83. A polynucleotide of claim 12, comprising the polynucleotide sequence of SEQ ID NO:28.

84. A polynucleotide of claim 12, comprising the polynucleotide sequence of SEQ ID NO:29.

85. A polynucleotide of claim 12, comprising the polynucleotide sequence of SEQ ID NO:30.

86. A polynucleotide of claim 12, comprising the polynucleotide sequence of SEQ ID NO:31.

87. A polynucleotide of claim 12, comprising the polynucleotide sequence of SEQ ID NO:32.

88. A polynucleotide of claim 12, comprising the polynucleotide sequence of SEQ ID NO:33.

89. A polynucleotide of claim 12, comprising the polynucleotide sequence of SEQ ID NO:34.

90. A polynucleotide of claim 12, comprising the polynucleotide sequence of SEQ ID NO:35.

91. A polynucleotide of claim 12, comprising the polynucleotide sequence of SEQ ID NO:36.

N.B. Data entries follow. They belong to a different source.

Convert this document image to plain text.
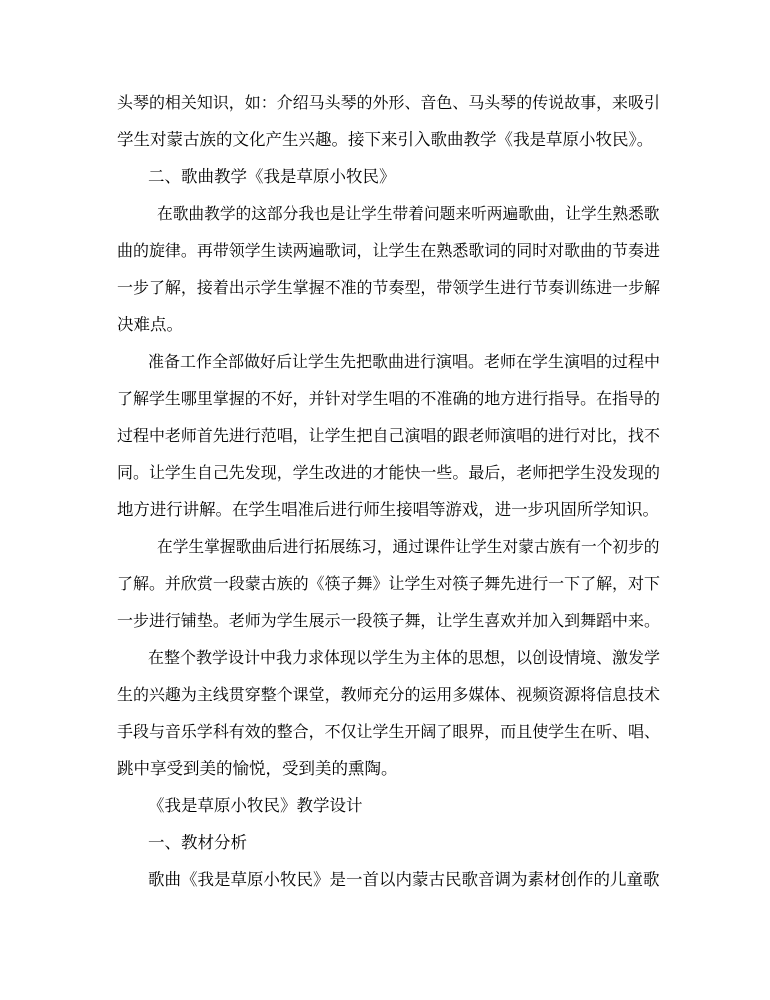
头琴的相关知识，如：介绍马头琴的外形、音色、马头琴的传说故事，来吸引
学生对蒙古族的文化产生兴趣。接下来引入歌曲教学《我是草原小牧民》。
二、歌曲教学《我是草原小牧民》
在歌曲教学的这部分我也是让学生带着问题来听两遍歌曲，让学生熟悉歌
曲的旋律。再带领学生读两遍歌词，让学生在熟悉歌词的同时对歌曲的节奏进
一步了解，接着出示学生掌握不准的节奏型，带领学生进行节奏训练进一步解
决难点。
准备工作全部做好后让学生先把歌曲进行演唱。老师在学生演唱的过程中
了解学生哪里掌握的不好，并针对学生唱的不准确的地方进行指导。在指导的
过程中老师首先进行范唱，让学生把自己演唱的跟老师演唱的进行对比，找不
同。让学生自己先发现，学生改进的才能快一些。最后，老师把学生没发现的
地方进行讲解。在学生唱准后进行师生接唱等游戏，进一步巩固所学知识。
在学生掌握歌曲后进行拓展练习，通过课件让学生对蒙古族有一个初步的
了解。并欣赏一段蒙古族的《筷子舞》让学生对筷子舞先进行一下了解，对下
一步进行铺垫。老师为学生展示一段筷子舞，让学生喜欢并加入到舞蹈中来。
在整个教学设计中我力求体现以学生为主体的思想，以创设情境、激发学
生的兴趣为主线贯穿整个课堂，教师充分的运用多媒体、视频资源将信息技术
手段与音乐学科有效的整合，不仅让学生开阔了眼界，而且使学生在听、唱、
跳中享受到美的愉悦，受到美的熏陶。
《我是草原小牧民》教学设计
一、教材分析
歌曲《我是草原小牧民》是一首以内蒙古民歌音调为素材创作的儿童歌
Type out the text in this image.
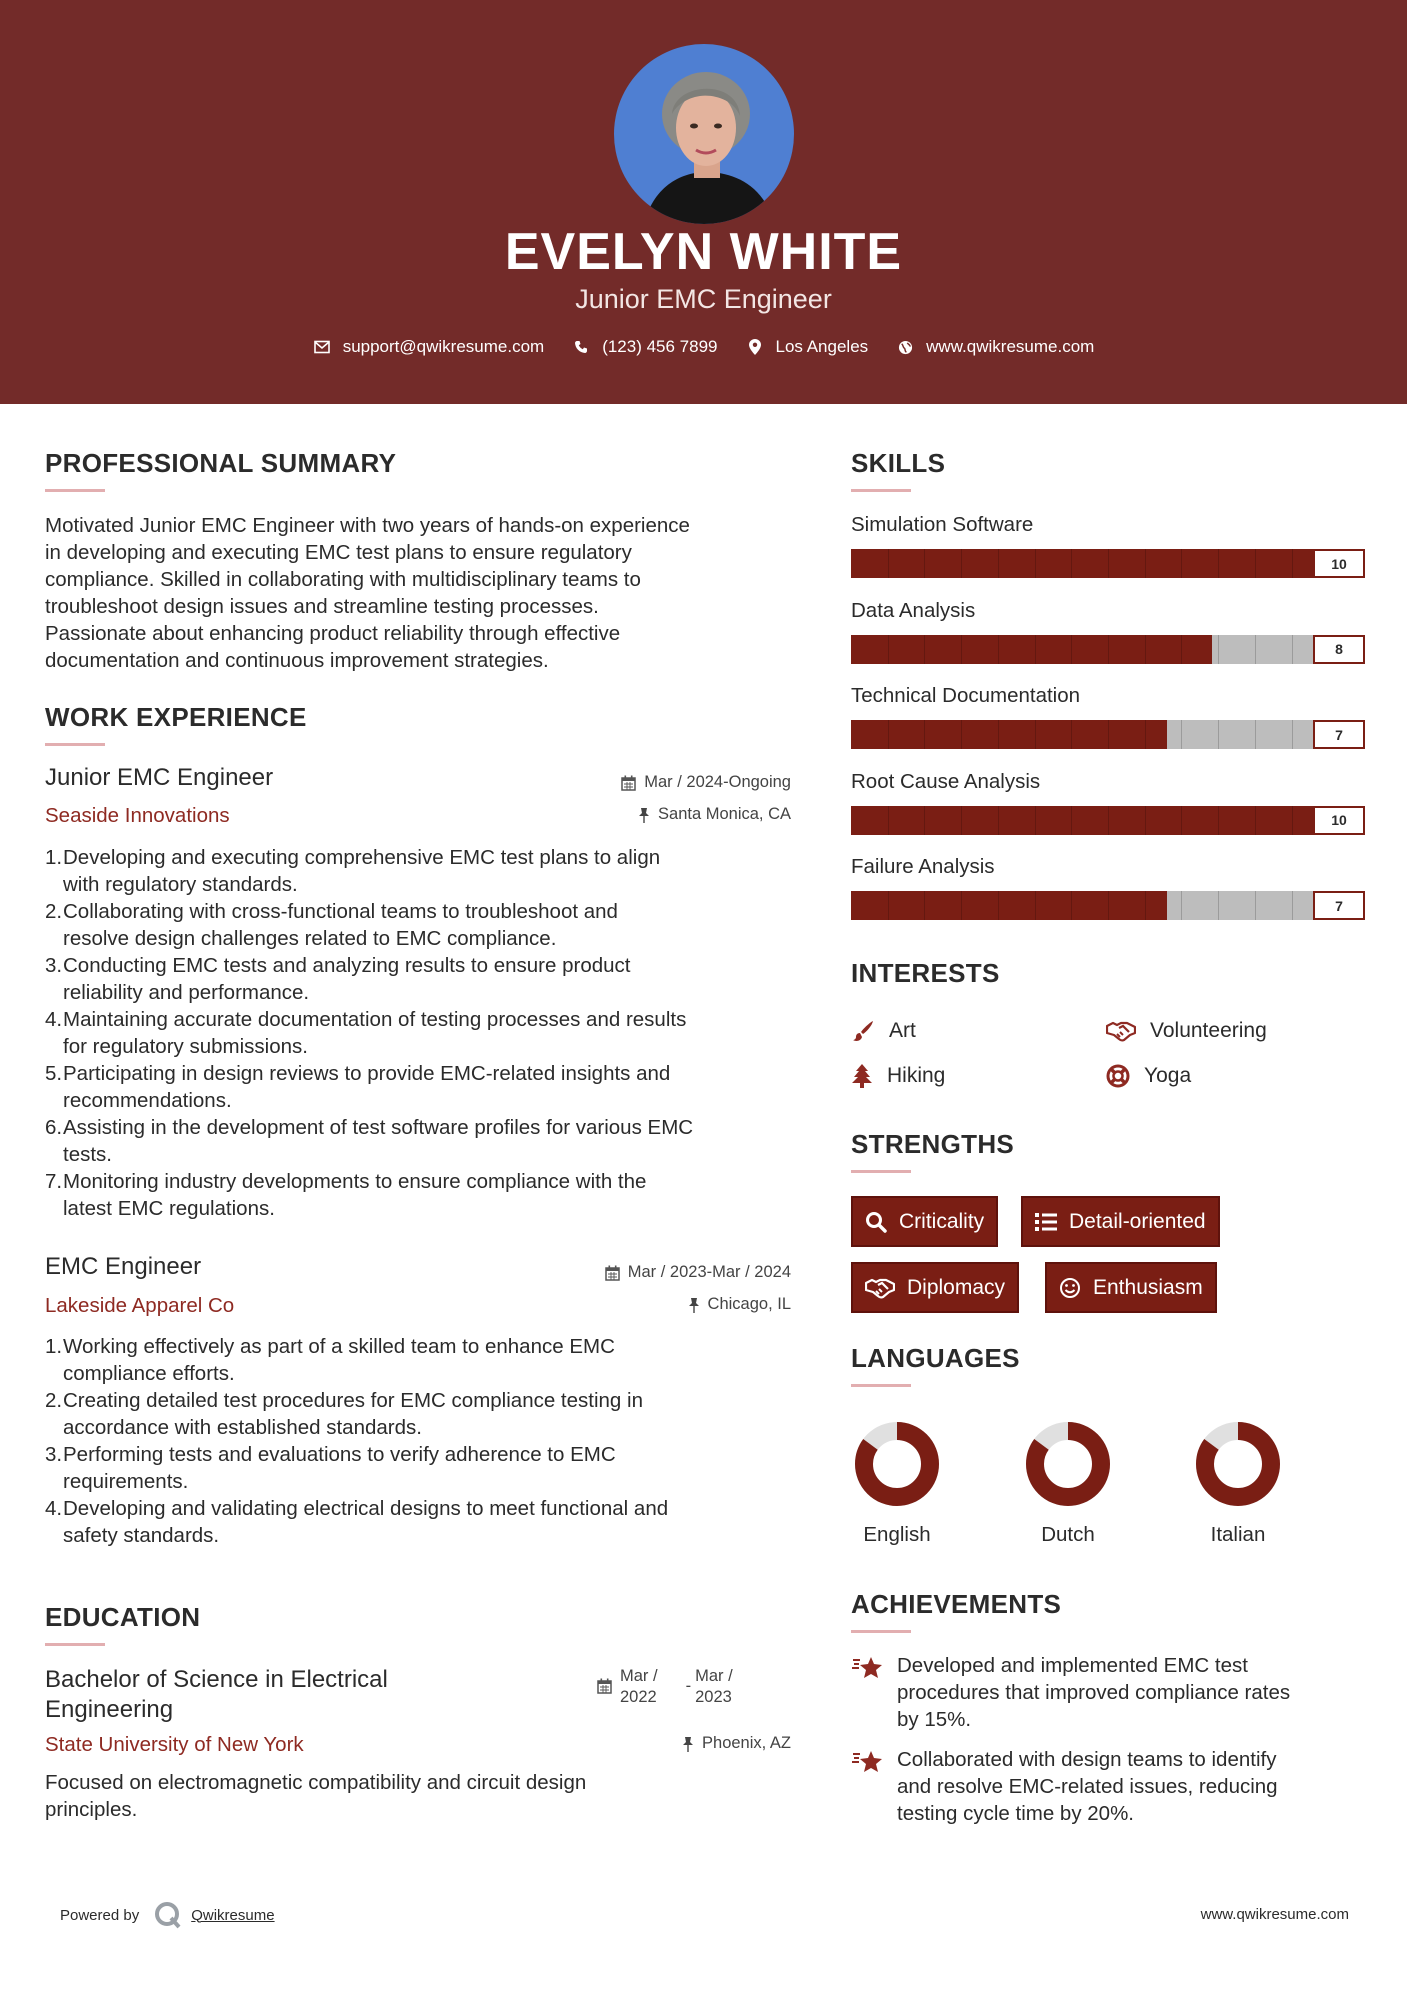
EVELYN WHITE
Junior EMC Engineer
support@qwikresume.com	(123) 456 7899	Los Angeles	www.qwikresume.com
PROFESSIONAL SUMMARY
Motivated Junior EMC Engineer with two years of hands-on experience
in developing and executing EMC test plans to ensure regulatory
compliance. Skilled in collaborating with multidisciplinary teams to
troubleshoot design issues and streamline testing processes.
Passionate about enhancing product reliability through effective
documentation and continuous improvement strategies.
WORK EXPERIENCE
Junior EMC Engineer	Mar / 2024-Ongoing
Seaside Innovations	Santa Monica, CA
1. Developing and executing comprehensive EMC test plans to align
with regulatory standards.
2. Collaborating with cross-functional teams to troubleshoot and
resolve design challenges related to EMC compliance.
3. Conducting EMC tests and analyzing results to ensure product
reliability and performance.
4. Maintaining accurate documentation of testing processes and results
for regulatory submissions.
5. Participating in design reviews to provide EMC-related insights and
recommendations.
6. Assisting in the development of test software profiles for various EMC
tests.
7. Monitoring industry developments to ensure compliance with the
latest EMC regulations.
EMC Engineer	Mar / 2023-Mar / 2024
Lakeside Apparel Co	Chicago, IL
1. Working effectively as part of a skilled team to enhance EMC
compliance efforts.
2. Creating detailed test procedures for EMC compliance testing in
accordance with established standards.
3. Performing tests and evaluations to verify adherence to EMC
requirements.
4. Developing and validating electrical designs to meet functional and
safety standards.
EDUCATION
Bachelor of Science in Electrical
Engineering
Mar /
2022
-
Mar /
2023
State University of New York	Phoenix, AZ
Focused on electromagnetic compatibility and circuit design
principles.
SKILLS
Simulation Software
10
Data Analysis
8
Technical Documentation
7
Root Cause Analysis
10
Failure Analysis
7
INTERESTS
Art	Volunteering
Hiking	Yoga
STRENGTHS
Criticality	Detail-oriented
Diplomacy	Enthusiasm
LANGUAGES
English	Dutch	Italian
ACHIEVEMENTS
Developed and implemented EMC test
procedures that improved compliance rates
by 15%.
Collaborated with design teams to identify
and resolve EMC-related issues, reducing
testing cycle time by 20%.
Powered by	Qwikresume	www.qwikresume.com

92. A polynucleotide of claim 12, comprising the polynucleotide sequence of SEQ ID NO:37.

93. A polynucleotide of claim 12, comprising the polynucleotide sequence of SEQ ID NO:38.

94. A polynucleotide of claim 12, comprising the polynucleotide sequence of SEQ ID NO:39.

95. A polynucleotide of claim 12, comprising the polynucleotide sequence of SEQ ID NO:40.

96. A polynucleotide of claim 12, comprising the polynucleotide sentence of SEQ m NO:41.

97. A polynucleotide of claim 12, comprising the polynucleotide sequence of SEQ ID NO:42.